What role can entrepreneurial drive play in translating early stage innovation into impact?
It’s something we’ve been thinking about since day one. Our mandate requires us to focus on super ambitious, highly speculative R&D at the earliest stage – the stage where people might question whether these ideas are even possible. It’s our job to unlock breakthroughs that show something is possible in a space – to shoot up a flare and show there’s something of value here worth exploring.
But breakthroughs alone don’t automatically lead to impact. As a government funded agency, we must work to ensure the R&D we fund has the greatest chance of catalysing transformative technologies and industries with UK public benefit. We’ll need ambitious, risk-taking entrepreneurs, startups and capital sources integrated into everything we do to ensure our breakthroughs lead to wide-spread transformation.
What will this look like in practice for ARIA?
Over the last couple of months, we’ve been having a lot of conversations about what the best mechanisms are to help convert the R&D we fund into impact. To do this, we’ll need to trial a diverse mix of activities.
This spring, we’re launching a call for partners to work with us to design, activate, and catalyse bespoke science entrepreneurship activities across our opportunity spaces. This could be anything from identifying talent pipelines and the ways to empower them, to running a dedicated series of convenings, or establishing a moonshot R&D arm of their organisation.
We don’t want to set hard constraints on the type of organisation we will work with – they might be a nonprofit, a fellowship programme, a deeptech investor, an accelerator.
Who have you spoken to to inform ARIA’s thinking on this?
We've been engaging with a broad set of organisations and individuals across the UK ecosystem, and beyond. That includes nonprofits and for profit organisations, as well as those focused on nurturing talent pipelines, facilitating networks (especially within tech and science), and enabling venture creation. We’ve also spoken to a number of scientists at the coalface – researchers working on early-stage innovation, and science founders in a slightly later stage of that journey.

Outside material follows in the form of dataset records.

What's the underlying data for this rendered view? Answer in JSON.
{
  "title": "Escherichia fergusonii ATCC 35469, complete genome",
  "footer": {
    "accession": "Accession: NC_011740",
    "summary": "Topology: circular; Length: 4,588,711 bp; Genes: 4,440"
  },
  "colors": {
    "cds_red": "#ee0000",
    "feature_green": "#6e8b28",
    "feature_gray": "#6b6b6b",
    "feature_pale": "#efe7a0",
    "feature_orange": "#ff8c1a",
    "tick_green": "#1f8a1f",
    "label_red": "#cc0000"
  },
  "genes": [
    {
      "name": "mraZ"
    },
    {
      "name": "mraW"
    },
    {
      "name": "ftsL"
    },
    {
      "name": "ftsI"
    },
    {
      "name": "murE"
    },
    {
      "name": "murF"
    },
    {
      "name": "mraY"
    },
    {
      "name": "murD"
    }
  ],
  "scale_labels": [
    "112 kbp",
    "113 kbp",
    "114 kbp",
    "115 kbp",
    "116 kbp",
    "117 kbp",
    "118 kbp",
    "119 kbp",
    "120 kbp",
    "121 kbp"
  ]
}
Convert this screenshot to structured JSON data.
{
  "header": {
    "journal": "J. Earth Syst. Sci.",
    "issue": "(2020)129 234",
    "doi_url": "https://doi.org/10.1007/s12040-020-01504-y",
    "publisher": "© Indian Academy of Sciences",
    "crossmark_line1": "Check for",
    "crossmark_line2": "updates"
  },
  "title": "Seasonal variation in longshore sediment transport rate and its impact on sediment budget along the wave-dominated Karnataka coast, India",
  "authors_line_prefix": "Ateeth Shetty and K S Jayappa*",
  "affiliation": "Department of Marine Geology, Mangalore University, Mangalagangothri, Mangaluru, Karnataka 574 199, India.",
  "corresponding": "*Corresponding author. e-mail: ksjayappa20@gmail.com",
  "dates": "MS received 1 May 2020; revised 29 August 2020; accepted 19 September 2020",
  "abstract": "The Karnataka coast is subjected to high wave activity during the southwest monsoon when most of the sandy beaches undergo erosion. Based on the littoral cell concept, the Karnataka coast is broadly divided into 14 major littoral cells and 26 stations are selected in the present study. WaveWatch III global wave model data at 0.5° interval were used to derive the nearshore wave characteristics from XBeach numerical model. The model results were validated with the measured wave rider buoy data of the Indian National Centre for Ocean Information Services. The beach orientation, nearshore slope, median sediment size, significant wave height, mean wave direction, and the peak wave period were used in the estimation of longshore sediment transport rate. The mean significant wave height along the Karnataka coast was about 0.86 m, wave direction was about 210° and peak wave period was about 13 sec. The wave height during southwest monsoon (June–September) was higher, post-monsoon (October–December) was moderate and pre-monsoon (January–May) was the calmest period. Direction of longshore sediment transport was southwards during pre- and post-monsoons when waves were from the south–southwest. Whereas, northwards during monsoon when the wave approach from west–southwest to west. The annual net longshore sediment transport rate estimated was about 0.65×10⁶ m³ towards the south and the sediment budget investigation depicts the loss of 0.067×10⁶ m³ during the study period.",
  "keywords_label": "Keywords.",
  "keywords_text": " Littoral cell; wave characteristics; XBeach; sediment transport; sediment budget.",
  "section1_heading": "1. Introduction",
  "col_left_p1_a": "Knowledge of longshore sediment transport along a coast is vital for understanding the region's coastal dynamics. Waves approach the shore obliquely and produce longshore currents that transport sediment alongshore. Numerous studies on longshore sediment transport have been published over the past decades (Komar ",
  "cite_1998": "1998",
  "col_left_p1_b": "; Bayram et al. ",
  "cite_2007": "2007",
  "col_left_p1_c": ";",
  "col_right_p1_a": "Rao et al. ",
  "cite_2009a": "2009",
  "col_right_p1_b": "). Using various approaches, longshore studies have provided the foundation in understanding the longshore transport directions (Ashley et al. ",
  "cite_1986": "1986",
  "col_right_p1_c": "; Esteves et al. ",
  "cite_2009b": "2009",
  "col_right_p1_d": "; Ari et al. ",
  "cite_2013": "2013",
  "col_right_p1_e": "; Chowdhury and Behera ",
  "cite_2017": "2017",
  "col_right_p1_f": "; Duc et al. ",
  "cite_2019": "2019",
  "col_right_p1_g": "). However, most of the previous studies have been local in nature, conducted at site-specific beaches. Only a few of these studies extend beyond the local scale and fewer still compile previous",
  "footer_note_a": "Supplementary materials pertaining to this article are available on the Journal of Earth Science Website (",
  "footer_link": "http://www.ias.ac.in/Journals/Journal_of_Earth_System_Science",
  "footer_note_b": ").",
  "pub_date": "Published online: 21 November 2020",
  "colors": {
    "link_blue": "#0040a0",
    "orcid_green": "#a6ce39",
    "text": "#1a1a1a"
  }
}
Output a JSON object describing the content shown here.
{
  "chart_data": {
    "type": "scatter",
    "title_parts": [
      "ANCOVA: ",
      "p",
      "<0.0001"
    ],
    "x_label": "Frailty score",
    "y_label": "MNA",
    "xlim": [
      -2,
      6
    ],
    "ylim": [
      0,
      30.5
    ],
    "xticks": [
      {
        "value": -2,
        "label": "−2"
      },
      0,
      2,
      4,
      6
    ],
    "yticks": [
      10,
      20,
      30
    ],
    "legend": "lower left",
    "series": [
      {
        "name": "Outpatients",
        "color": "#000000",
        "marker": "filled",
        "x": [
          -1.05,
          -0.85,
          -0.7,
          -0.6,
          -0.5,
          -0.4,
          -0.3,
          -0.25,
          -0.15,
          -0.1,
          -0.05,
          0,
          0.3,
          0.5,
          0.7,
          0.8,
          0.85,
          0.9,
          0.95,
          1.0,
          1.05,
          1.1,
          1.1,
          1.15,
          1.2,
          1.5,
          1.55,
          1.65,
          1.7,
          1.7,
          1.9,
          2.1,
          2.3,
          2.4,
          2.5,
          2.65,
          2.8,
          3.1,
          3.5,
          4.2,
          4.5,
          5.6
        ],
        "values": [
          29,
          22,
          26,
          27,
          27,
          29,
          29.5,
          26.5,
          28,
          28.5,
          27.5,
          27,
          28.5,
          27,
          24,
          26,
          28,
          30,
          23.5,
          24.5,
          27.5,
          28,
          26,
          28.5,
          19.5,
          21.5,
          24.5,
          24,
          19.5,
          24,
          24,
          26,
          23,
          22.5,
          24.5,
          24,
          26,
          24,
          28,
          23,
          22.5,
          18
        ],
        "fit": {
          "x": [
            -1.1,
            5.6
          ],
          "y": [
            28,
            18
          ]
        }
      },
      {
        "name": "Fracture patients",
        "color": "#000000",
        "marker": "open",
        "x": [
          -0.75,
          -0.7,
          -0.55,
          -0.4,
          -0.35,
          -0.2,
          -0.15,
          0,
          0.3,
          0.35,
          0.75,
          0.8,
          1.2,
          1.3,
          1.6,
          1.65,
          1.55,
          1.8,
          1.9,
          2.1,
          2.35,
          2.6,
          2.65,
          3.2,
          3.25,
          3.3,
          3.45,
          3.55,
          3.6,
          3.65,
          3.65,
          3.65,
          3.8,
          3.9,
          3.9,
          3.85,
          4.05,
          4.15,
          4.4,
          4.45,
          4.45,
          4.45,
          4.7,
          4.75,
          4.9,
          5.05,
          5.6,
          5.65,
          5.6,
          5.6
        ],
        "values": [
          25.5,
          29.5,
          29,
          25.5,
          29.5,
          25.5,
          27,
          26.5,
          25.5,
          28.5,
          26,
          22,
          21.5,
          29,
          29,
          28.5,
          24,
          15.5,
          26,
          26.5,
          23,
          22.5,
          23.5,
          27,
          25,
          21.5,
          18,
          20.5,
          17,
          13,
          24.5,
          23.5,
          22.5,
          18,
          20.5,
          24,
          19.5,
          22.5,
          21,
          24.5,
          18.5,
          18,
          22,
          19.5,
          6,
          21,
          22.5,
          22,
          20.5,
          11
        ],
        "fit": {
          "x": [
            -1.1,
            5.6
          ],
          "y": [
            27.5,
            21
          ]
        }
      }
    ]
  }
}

What we've heard from them is that ARIA has the potential to play a really powerful convening role in the ecosystem. We're not trying to reinvent the wheel here. There's a huge amount of really incredible talent and activity already within the UK in this space. But if ARIA can help bring some of these organisations together and catalyse more activity, that would be amazing. By fostering this kind of collaboration within each of our opportunity spaces, we firmly believe that we can empower our scientists and wider communities to achieve breakthroughs that will unlock new science and technology capabilities for everyone’s benefit.